All the data growth is in kinds of data that relational databases struggle to manage, namely, semistructured and unstructured data. That means that querying a relational system, every year, returns a smaller percentage of correct answers than ever before. This means, all else equal, a natural trend to diminishing F-score unless we intervene.
This matters for at least two reasons:
- We care about both precision and recall, after all. It doesn’t do much good to say “we returned no incorrect answers” if you don’t return any answers at all.
- Status quo bias toward SQL-and-relational limits the creation of new insights by limiting the places that we look for answers.
The future, which has arrived almost everywhere recently, favors knowledge graph approaches exactly because of this limitation of relational systems.
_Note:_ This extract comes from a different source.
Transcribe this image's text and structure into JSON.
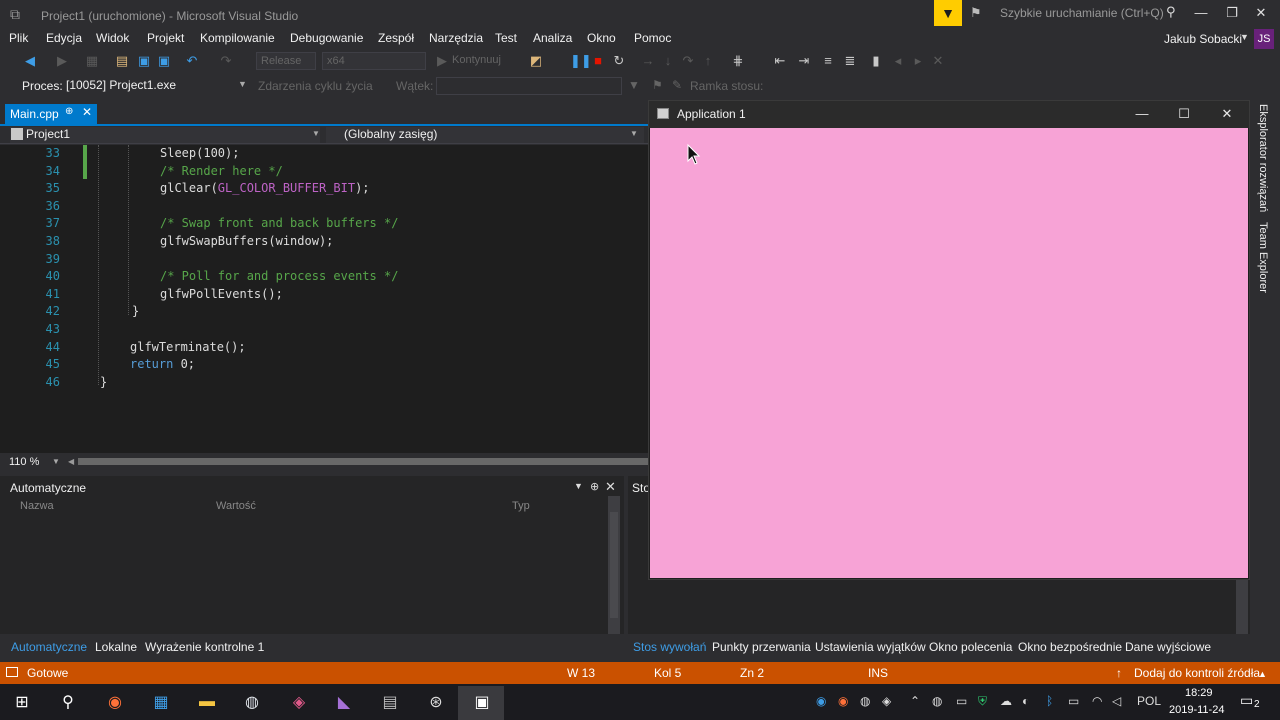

AI needs a Better Data Abstraction
But there are other good reasons why the relational data model isn’t sufficient to be the data model of the GenAI era.
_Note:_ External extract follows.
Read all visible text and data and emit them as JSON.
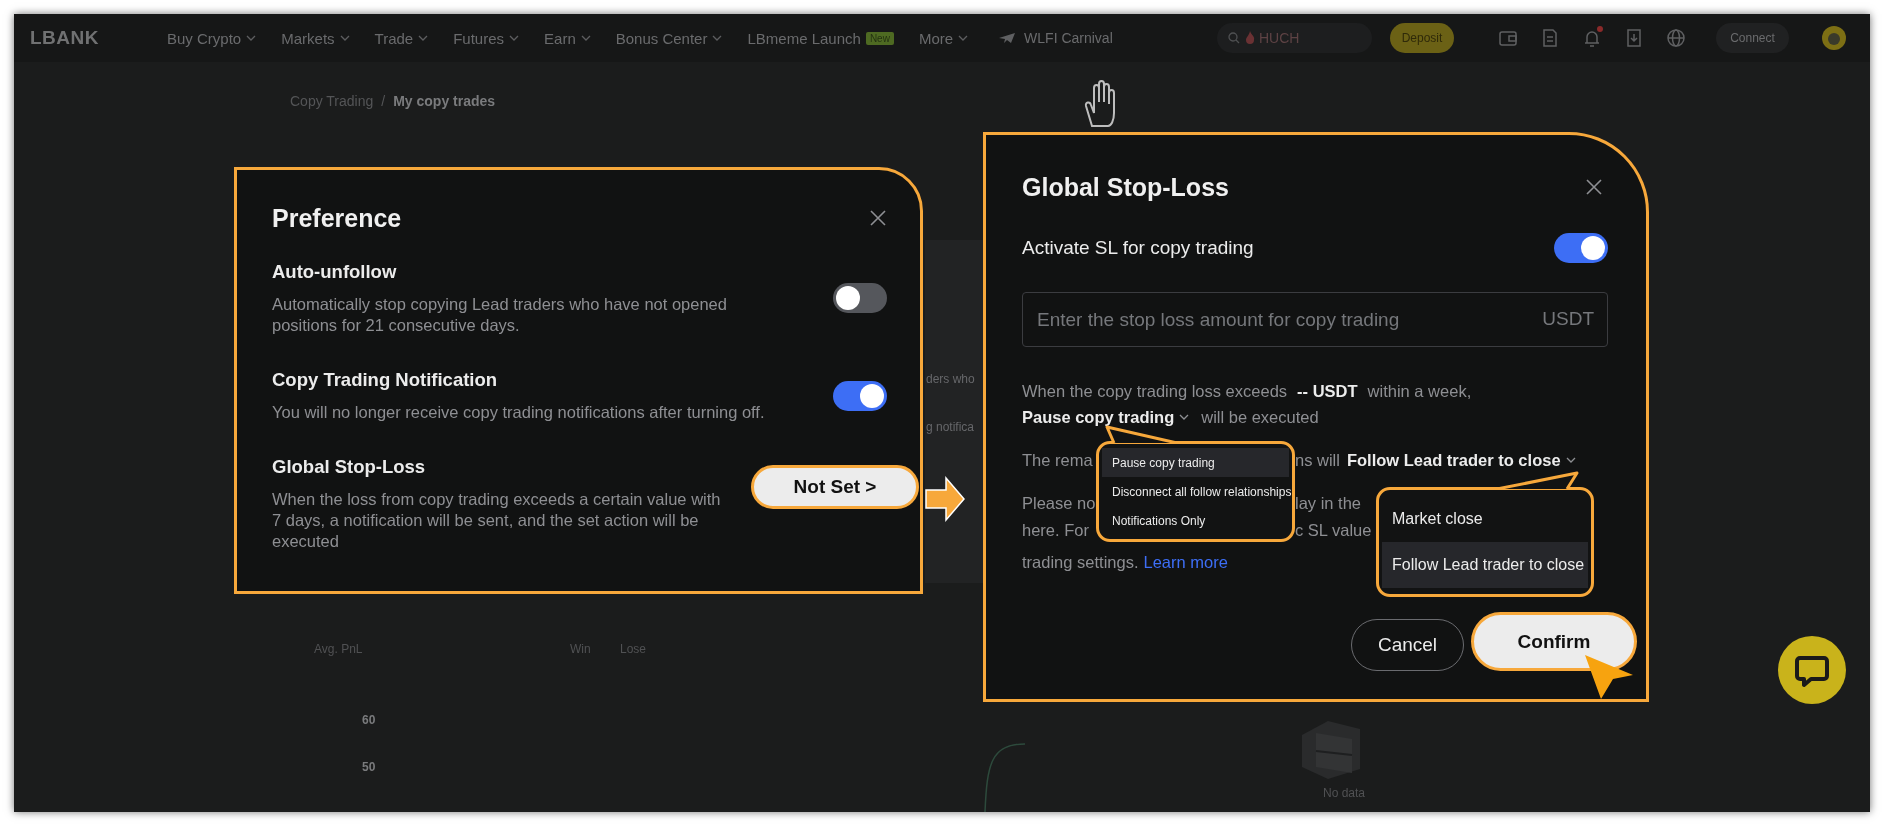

- There's no reason to think multi-hop reasoning should respect data silos. Reality doesn't care about yr data silos! Truth cares even less. The true answer to a complex question that moves the needle is a mosaic of pieces, and neither the data lake nor data warehouse even contains all the pieces. The relevance of all enterprise data to GenAI for precision & recall cannot be overstated, which is ironic since I’ve said it at least three times in this post already.
- Important chunks of reality are not tabular in shape. Here are a few that Stardog pays a lot of attention to specifically:
- supply chains, both global and regional
- financial networks, including, critically, risk and compliance
- research programs, including, critically, life sciences, drug discovery, and space exploration
- strategic and tactical landscape of the modern warfighter
- All actual and forecasted data growth is in semistructured and unstructured types where the relational model struggles to be even so much as relevant.
- You can't ground LLM outputs to manage hallucinations using only the data warehouse because the data warehouse doesn't know enough about documents, logs, social, emails, texts, etc. In fact, this point generalizes and it’s one of the reasons that AI quality depends directly on data management—
A system cannot ground an AI output or part of an AI output in a fact that it doesn't contain or know about.
- Owing to a nice result from Juan Sequeda and Dean Allemang, there’s proof of what practitioners have long suspected: Text2SQL is inherently harder than other kinds of Semantic Parsing. It’s notably harder than what we do in Stardog Voicebox, which is to treat conversational inputs as knowledge graph queries, not as relational queries, i.e., SQL.
The big data warehouse vendors will continue to build Text2SQL UX for customers and that's exactly what I would do, too, in their situation.
The Right Abstraction Makes Intractable Problems Tractable
One of the funny things computer science teaches us is the qualitative difference between “it works” and “it works optimally”; or “you can kinda sorta do it” and “it’s the just right thing”.
The wrong abstraction makes hard things harder!
More Text2SQL is the right thing for big relational vendors to do, given their priors and their installed base, but for the reasons I've mentioned here it's often not the best thing for their customers to do.
At least not if your goal is, as ours is at Stardog, data democratization: We want to live in, and are busy every day creating, a world where anyone can ask any question about any data and get a fast, accurate, hallucination-free answer immediately.